A Positive Psychology Intervention in Allogeneic Hematopoietic Stem Cell Transplantation Survivors (PATH): A Pilot Randomized Clinical Trial
Hermioni L. Amonoo, Elizabeth Daskalakis, Emma D. Wolfe, Michelle Guo, Christopher M. Celano, Brian C. Healy, Corey S. Cutler, Joseph H. Antin, William F. Pirl, Elyse R. Park, Heather S.L. Jim, Stephanie J. Lee, Thomas W. LeBlanc, Areej El-Jawahri, and Jeff C. Huffman
Background: Allogeneic hematopoietic stem cell transplantation (HSCT) survivors experience significant psychological distress and low levels of positive psychological well-being, which can undermine patient-reported outcomes (PROs), such as quality of life (QoL).

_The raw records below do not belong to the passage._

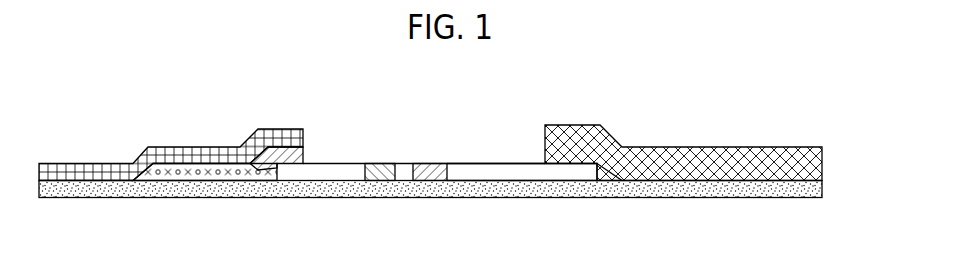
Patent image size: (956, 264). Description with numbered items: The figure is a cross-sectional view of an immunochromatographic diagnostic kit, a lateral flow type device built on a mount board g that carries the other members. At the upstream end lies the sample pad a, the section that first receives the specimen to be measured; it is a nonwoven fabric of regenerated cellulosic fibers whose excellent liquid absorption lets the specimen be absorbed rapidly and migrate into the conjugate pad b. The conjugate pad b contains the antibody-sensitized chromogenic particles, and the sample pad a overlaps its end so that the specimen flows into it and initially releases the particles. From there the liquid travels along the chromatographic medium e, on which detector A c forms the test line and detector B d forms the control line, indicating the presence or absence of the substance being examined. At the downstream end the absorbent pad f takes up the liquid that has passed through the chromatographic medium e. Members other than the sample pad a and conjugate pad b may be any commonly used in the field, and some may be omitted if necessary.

The sample pad a is at (98, 160).
The conjugate pad b is at (306, 157).
The detector A c is at (379, 159).
The detector B d is at (429, 159).
The chromatographic medium e is at (515, 160).
The absorbent pad f is at (683, 145).
The mount board g is at (824, 182).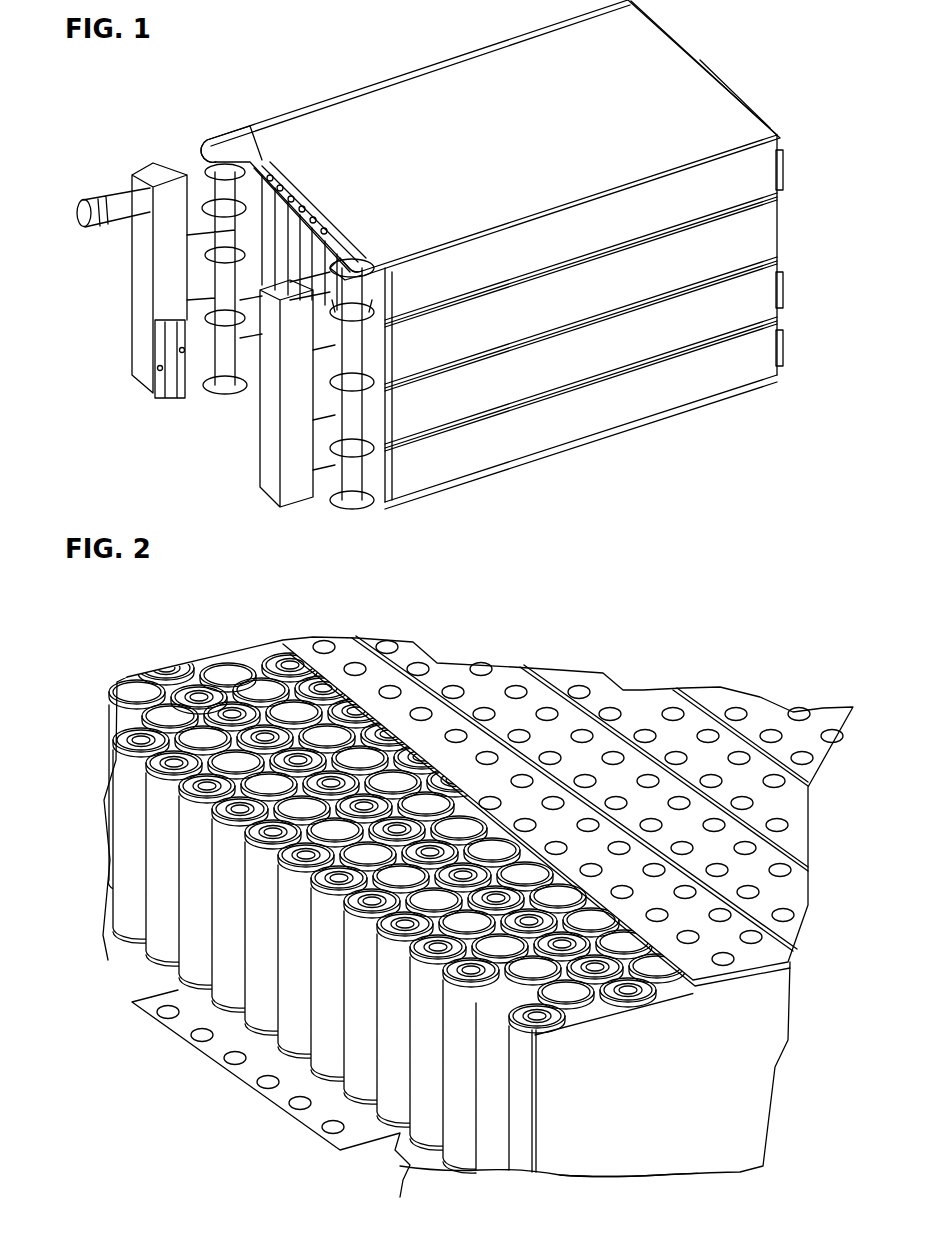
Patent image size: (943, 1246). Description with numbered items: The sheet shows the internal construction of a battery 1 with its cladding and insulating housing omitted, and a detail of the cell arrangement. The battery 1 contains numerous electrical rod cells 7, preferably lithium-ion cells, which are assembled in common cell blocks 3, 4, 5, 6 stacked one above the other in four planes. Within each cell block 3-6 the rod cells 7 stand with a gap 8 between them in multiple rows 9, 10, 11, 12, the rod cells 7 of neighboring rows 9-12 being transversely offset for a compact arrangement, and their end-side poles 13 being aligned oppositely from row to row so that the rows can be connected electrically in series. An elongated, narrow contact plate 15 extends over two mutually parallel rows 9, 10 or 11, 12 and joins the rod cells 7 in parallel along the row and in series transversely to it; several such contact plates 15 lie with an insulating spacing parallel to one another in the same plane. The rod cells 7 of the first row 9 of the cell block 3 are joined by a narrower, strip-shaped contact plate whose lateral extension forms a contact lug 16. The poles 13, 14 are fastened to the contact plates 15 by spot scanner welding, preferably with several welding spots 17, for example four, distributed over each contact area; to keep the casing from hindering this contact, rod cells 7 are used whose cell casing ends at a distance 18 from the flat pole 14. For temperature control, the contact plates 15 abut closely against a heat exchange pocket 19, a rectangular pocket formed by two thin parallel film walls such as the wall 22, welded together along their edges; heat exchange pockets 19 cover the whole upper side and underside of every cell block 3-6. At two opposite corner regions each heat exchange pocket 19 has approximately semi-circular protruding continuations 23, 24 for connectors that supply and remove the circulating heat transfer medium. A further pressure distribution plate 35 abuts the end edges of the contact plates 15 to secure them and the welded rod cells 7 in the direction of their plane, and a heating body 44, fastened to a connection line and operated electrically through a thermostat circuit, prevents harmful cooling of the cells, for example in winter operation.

In FIG. 1, the battery 1 is at (712, 62).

Hence, we conducted a pilot randomized clinical trial to assess the feasibility and preliminary efficacy of a telephone-delivered positive psychology intervention (Positive Affect for the Transplantation of Hematopoietic stem cells intervention [PATH]) for improving well-being in HSCT survivors. Methods: HSCT survivors who were 100 days post-HSCT for hematologic malignancy at an academic institution were randomly assigned to either PATH or usual care. PATH, delivered by a behavioral health expert, entailed 9 weekly phone sessions on gratitude, personal strengths, and meaning. We defined feasibility a priori as >60% of eligible participants enrolling in the study and >75% of PATH participants completing ≥6 of 9 sessions. At baseline and 9 and 18 weeks, patients self-reported gratitude, positive affect, life satisfaction, optimism, anxiety, depression, posttraumatic stress disorder (PTSD), QoL, physical function, and fatigue. We used repeated measures regression models and estimates of effect size (Cohen’s d) to explore the preliminary effects of PATH on outcomes. Results: We enrolled 68.6% (72/105) of eligible patients (mean age, 57 years; 50% female). Of those randomized to PATH, 91% completed all sessions and reported positive psychology exercises as easy to complete and subjectively useful. Compared with usual care, PATH participants reported greater improvements in gratitude (β = 1.38; d = 0.32), anxiety (β = −1.43; d = −0.40), and physical function (β = 2.15; d = 0.23) at 9 weeks and gratitude (β = 0.97; d = 0.22), positive affect (β = 2.02; d = 0.27), life satisfaction (β = 1.82; d = 0.24), optimism (β = 2.70; d = 0.49), anxiety (β = −1.62; d = −0.46), depression (β = −1.04; d = −0.33), PTSD (β = −2.50; d = −0.29), QoL (β = 7.70; d = 0.41), physical function (β = 5.21; d = 0.56), and fatigue (β = −2.54; d = −0.33) at 18 weeks. Conclusions: PATH is feasible, with promising signals for improving psychological well-being, QoL, physical function, and fatigue in HSCT survivors. Future multisite trials that investigate PATH’s efficacy are needed to establish its effects on PROs in this population.